Abbassare il quorum significherebbe anche scoraggiare le campagne che incitano all’astensione.

Trovo che invitare all’astensione sia una posizione di arroganza e una forma di controllo del voto. Certamente è legittimo non andare alle urne, ma è diverso se tale comportamento è frutto di una scelta individuale o se invece è il risultato di un richiamo da parte di un'autorità forte come la Chiesa. In questo caso non vi è dubbio che si tratti di una violazione della privatezza del voto, perché è difficile sottrarsi a un richiamo di persone cui si dà autorità, come il parroco della parrocchia o il cardinale Ruini. La scelta diventa di fatto non libera.

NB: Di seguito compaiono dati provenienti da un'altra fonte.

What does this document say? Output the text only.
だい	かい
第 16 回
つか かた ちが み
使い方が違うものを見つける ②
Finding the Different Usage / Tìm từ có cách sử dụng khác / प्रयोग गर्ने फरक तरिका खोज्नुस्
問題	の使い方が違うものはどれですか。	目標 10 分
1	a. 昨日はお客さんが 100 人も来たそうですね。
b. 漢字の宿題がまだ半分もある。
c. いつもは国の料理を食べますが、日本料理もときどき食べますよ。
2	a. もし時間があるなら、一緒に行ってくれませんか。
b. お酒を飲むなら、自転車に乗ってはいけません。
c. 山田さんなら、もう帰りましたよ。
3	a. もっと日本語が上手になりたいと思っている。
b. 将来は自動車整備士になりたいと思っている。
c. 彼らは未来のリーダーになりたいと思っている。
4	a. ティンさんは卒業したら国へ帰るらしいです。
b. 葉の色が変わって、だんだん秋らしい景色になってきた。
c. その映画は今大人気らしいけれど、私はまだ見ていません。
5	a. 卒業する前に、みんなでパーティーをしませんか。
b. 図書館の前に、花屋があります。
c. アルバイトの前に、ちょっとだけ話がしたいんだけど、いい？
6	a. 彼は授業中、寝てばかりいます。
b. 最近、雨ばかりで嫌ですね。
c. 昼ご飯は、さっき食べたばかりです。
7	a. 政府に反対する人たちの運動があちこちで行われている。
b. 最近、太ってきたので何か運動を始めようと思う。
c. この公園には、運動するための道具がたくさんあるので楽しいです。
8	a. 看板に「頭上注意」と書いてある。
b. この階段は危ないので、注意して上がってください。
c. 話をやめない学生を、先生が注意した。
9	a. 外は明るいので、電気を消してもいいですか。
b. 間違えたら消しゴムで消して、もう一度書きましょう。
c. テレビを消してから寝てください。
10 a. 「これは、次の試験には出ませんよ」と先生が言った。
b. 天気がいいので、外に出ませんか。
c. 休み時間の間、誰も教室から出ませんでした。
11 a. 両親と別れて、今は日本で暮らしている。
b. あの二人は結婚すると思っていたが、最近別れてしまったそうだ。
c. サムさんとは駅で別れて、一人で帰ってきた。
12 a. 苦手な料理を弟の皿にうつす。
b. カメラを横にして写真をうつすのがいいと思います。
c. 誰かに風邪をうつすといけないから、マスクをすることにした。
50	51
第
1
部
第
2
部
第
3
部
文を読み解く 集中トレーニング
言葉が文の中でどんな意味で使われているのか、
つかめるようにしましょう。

Quanto alla riforma del referendum, la proposta di cui sono promotrice prevede di alzare da cinquecentomila a un milione il numero di firme da raccogliere, il che richiederebbe un impegno condiviso da molti e garantirebbe che il referendum corrisponda a una esigenza diffusa; in secondo luogo si dovrebbe abbassare il quorum, ma sempre garantendo che il voto sia espresso da un numero congruo di cittadini. Ci sono altre proposte che si possono discutere, ma onestamente il 50% più uno richiesto dall’attuale quorum mi sembra una soglia troppo alta se pensiamo che alle ultime elezioni regionali ha votato circa il 71% degli aventi diritto e che tradizionalmente al referendum, anche nei casi di migliore riuscita, la percentuale di affluenza ha raggiunto una percentuale inferiore a quella delle elezioni.